That is, until a bootloader update came along recently. Attempting to install it threw I/O errors while the installer tried to copy the new files to /boot.
I boot my devices from an NFS share that sits on the network, but due to the way the Pi is designed, you still need a single FAT32 partition on an SD card that contains the bootloader's binary blob. This partition gets mounted as /boot at runtime, and is the only partition residing on the SD card in my particular case. Everything else sits on the network share, safe from the corrupting influences of the SD card.
Attempting to ls the /boot directory revealed an empty directory!

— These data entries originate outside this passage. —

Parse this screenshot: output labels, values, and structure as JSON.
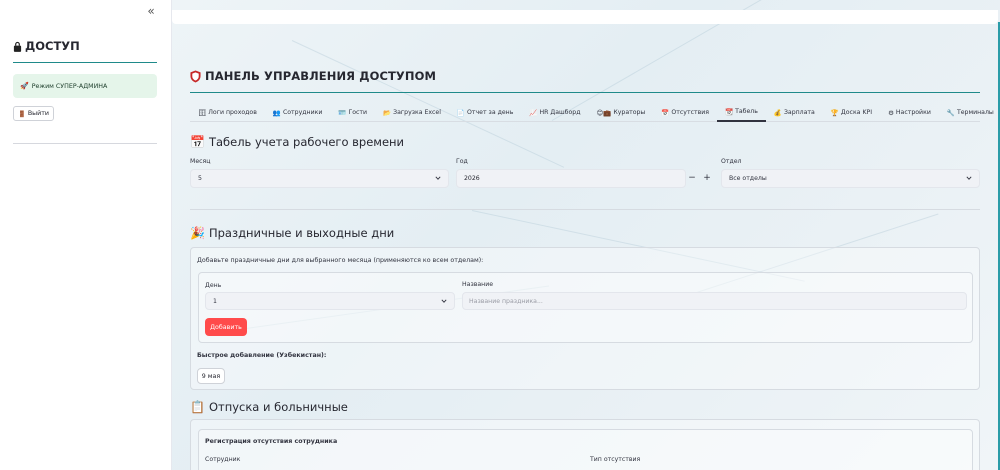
{
  "sidebar": {
    "collapse_label": "«",
    "title": "ДОСТУП",
    "mode_label": "Режим СУПЕР-АДМИНА",
    "logout_label": "Выйти"
  },
  "header": {
    "title": "ПАНЕЛЬ УПРАВЛЕНИЯ ДОСТУПОМ"
  },
  "tabs": [
    {
      "icon": "🗄",
      "label": "Логи проходов"
    },
    {
      "icon": "👥",
      "label": "Сотрудники"
    },
    {
      "icon": "🪪",
      "label": "Гости"
    },
    {
      "icon": "📂",
      "label": "Загрузка Excel"
    },
    {
      "icon": "📄",
      "label": "Отчет за день"
    },
    {
      "icon": "📈",
      "label": "HR Дашборд"
    },
    {
      "icon": "😊💼",
      "label": "Кураторы"
    },
    {
      "icon": "📅",
      "label": "Отсутствия"
    },
    {
      "icon": "📆",
      "label": "Табель"
    },
    {
      "icon": "💰",
      "label": "Зарплата"
    },
    {
      "icon": "🏆",
      "label": "Доска KPI"
    },
    {
      "icon": "⚙",
      "label": "Настройки"
    },
    {
      "icon": "🔧",
      "label": "Терминалы"
    }
  ],
  "timesheet": {
    "title": "Табель учета рабочего времени",
    "month_label": "Месяц",
    "month_value": "5",
    "year_label": "Год",
    "year_value": "2026",
    "minus": "−",
    "plus": "+",
    "dept_label": "Отдел",
    "dept_value": "Все отделы"
  },
  "holidays": {
    "title": "Праздничные и выходные дни",
    "hint": "Добавьте праздничные дни для выбранного месяца (применяются ко всем отделам):",
    "day_label": "День",
    "day_value": "1",
    "name_label": "Название",
    "name_placeholder": "Название праздника...",
    "add_button": "Добавить",
    "quick_label": "Быстрое добавление (Узбекистан):",
    "quick_button": "9 мая"
  },
  "absences": {
    "title": "Отпуска и больничные",
    "form_title": "Регистрация отсутствия сотрудника",
    "employee_label": "Сотрудник",
    "type_label": "Тип отсутствия"
  },
  "colors": {
    "accent_teal": "#1f8a8a",
    "button_red": "#ff4b4b",
    "success_bg": "#e5f5ea"
  }
}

I was really happy I hadn't tried to reboot the machine remotely at this point. I shut it down and pulled the card. While the files normally there were still there, the directory was considered dirty by Windows and wanted to be checked on mounting. I was, however, able to copy files from the /boot directory onto a new card, which consisted of a single FAT32 partition.
I reinserted the card, and the Pi rebooted normally at this point. Updates installed, everyone cheered, and I forgot about it until today. Logging in, I noticed that the load averages were now back to what I considered normal for the light load on the machine! I'm not sure why having a bad /boot directory caused my load times to skyrocket, but the cause and effect seems to be there. The machine is running happy again, and my original thought of having the actual OS offloaded in case of SD card failure proved to be a sane one. The whole operation took about 10 minutes to correct, most of that time trying to find an SD card that I could erase.
I've had problems with SD cards simply failing, but that was with the entire OS on the card. Having only part of the system on the card allowed it to continue running, just...strangely.
The happy Pi, chirping once more...
I'm sure there's an explanation for why the load times were high with a bad boot sector, but I'm unable to explain it. Perhaps you can?